Question: If the position of the electron is measured within an accuracy of ±0.002 nm, calculate the uncertain...

Question

If the position of the electron is measured within an accuracy of ±0.002 nm, calculate the uncertainty in the momentum of the electron. Suppose the momentum of the electron is $\dfrac{h}{4\pi m}\times 0.05nm$ , is there any problem in defining this value?

Answer 1

Solution

The question is related to Heisenberg’s uncertainty principle. According to the uncertainty principle there will always be an error while simultaneously measuring the position and momentum of a body in the quantum or microscopic world. From the mathematical expression of this uncertainty principle we would be able to find the uncertainty in the momentum of an electron.

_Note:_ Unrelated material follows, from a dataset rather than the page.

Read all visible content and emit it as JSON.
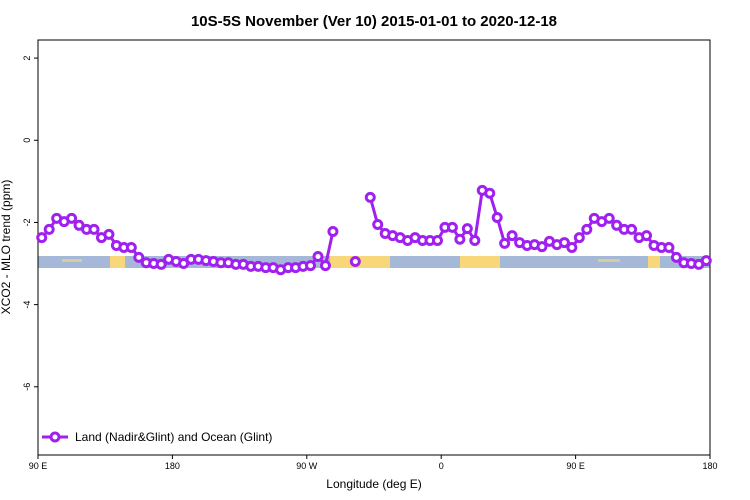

Complete step by step answer:
- Let’s start with the concept of Heisenberg’s uncertainty principle. The principle states that we cannot measure the momentum (p) and the position (x) of a particle simultaneously with absolute precision. That is the more accurately we know one of these values (momentum or position), the less accurately we know the other.
- Multiplying together the errors in the measurements of the values of the position and momentum, will give rise to a number greater than or equal to half of a constant called "h-bar" and this quantity is equal to Planck's constant (h) divided by 2π.
- The mathematical representation of this law can be given as follows
$\Delta x.\Delta p\ge \dfrac{h}{4\pi }$
Where $\Delta x$ is the uncertainty in the position of electron
$\Delta p$ is the uncertainty in the momentum of electron
h is the Planck’s constant ( $6.626\times {{10}^{-34}}Js$ )
Since we are asked to find the uncertainty in the momentum of the electron we can rearrange the above equation as follows,
$\Delta p=\dfrac{1}{\Delta x}.\dfrac{h}{4\pi }$
Substituting the given values in the equation we get,
$\Delta p=\dfrac{1}{0.002}nm\times \dfrac{6.626\times {{10}^{-34}}Js}{4\times 3.14}$
As we know one nanometer is ${{10}^{-9}}$ m. Hence we can write 0.002 nm as $2\times {{10}^{-12}}m$ . Substitute this in the above equation
$\Delta p=\dfrac{1}{2\times {{10}^{-12}}m}nm\times \dfrac{6.626\times {{10}^{-34}}Js}{4\times 3.14}$
$\Delta p=2.637\times {{10}^{-23}}kgm{{s}^{-1}}$

Therefore the uncertainty in the momentum of the electron is $2.637\times {{10}^{-23}}kgm{{s}^{-1}}$ .
$Actual\text{ }momentum=\dfrac{h}{4\pi m\times 0.05nm}$
$=\dfrac{6.626\times {{10}^{-34}}Js}{4\times 3.14\times 5.0\times {{10}^{-11}}m}$
$=1.055\times {{10}^{-24}}kgm{{s}^{-1}}$
We can't take exact value of momentum since the magnitude of the actual momentum is smaller than the uncertainty and as a result, it will violate Heisenberg’s uncertainty principle and the value $\dfrac{h}{4\pi m}\times 0.05nm$ cannot be defined.

Note: It should be noted that the uncertainty principle is the reason for the failure of Bohr’s atomic model. According to Bohr the electron revolves around the nuclei in the fixed orbits with fixed velocity. Thus he said that the momentum and position of the electron can be found accurately, which is in strict disparity with the uncertainty principle.